Langkah konkret yang telah dipersiapkan oleh pemerintah pusat adalah finalisasi Surat Presiden (Supres) yang akan segera dikirimkan. Dokumen resmi ini menjadi landasan hukum krusial bagi Dewan Perwakilan Rakyat (DPR) untuk memulai proses legislatif pengesahan perjanjian tersebut.

Keputusan ini menandakan adanya prioritas tinggi dari Kabinet Indonesia Maju untuk membuka akses pasar yang lebih luas di kawasan Eurasia. Akselerasi ini diharapkan dapat memberikan dampak positif signifikan terhadap neraca perdagangan dan pertumbuhan ekonomi nasional.

Proses pengiriman Supres kepada DPR merupakan tahapan formal yang sangat menentukan dalam agenda ratifikasi perjanjian internasional. Hal ini menunjukkan keseriusan pemerintah dalam menindaklanjuti kesepakatan yang telah dicapai dengan blok ekonomi tersebut.

Dilansir dari BISNISMARKET.COM, fokus utama saat ini adalah percepatan ratifikasi perjanjian perdagangan bebas (FTA) antara Republik Indonesia dan Uni Ekonomi Eurasia (EAEU).

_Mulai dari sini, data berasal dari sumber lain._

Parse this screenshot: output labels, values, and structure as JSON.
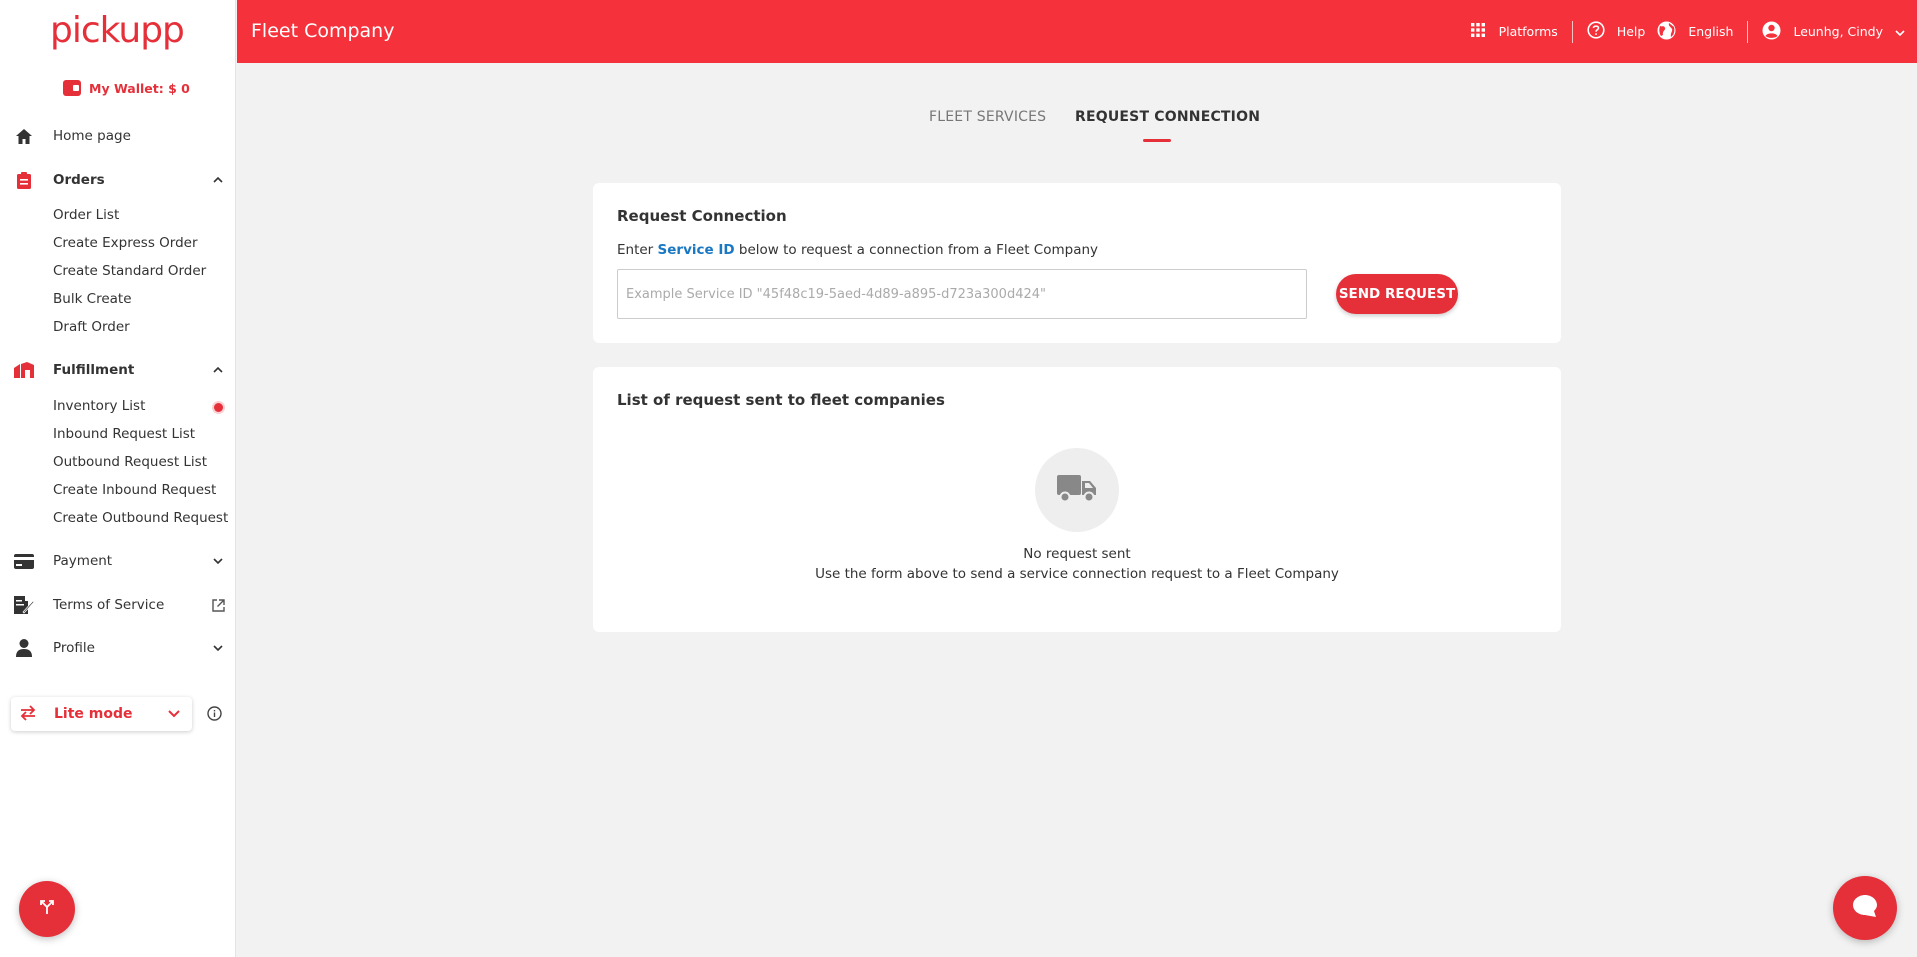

Pemerintahan Presiden Prabowo Subianto menunjukkan langkah strategis yang signifikan dalam upaya memperkuat hubungan perdagangan Indonesia dengan kawasan Eurasia. Ini merupakan bagian dari upaya diversifikasi mitra dagang Indonesia di tingkat global.

Nantinya, setelah dokumen tersebut diterima dan dibahas oleh DPR, proses legislasi akan berjalan sesuai dengan mekanisme yang berlaku di lembaga perwakilan rakyat. Proses ini diharapkan dapat diselesaikan dalam waktu yang efisien.

Percepatan ratifikasi FTA dengan EAEU ini didorong oleh potensi besar untuk meningkatkan volume ekspor produk-produk unggulan Indonesia ke negara-negara anggota blok tersebut. Hal ini sejalan dengan visi ekonomi makro pemerintah.

"Langkah konkret yang diambil oleh pemerintah pusat adalah persiapan finalisasi Surat Presiden (Supres)," demikian disebutkan dalam informasi yang tersedia.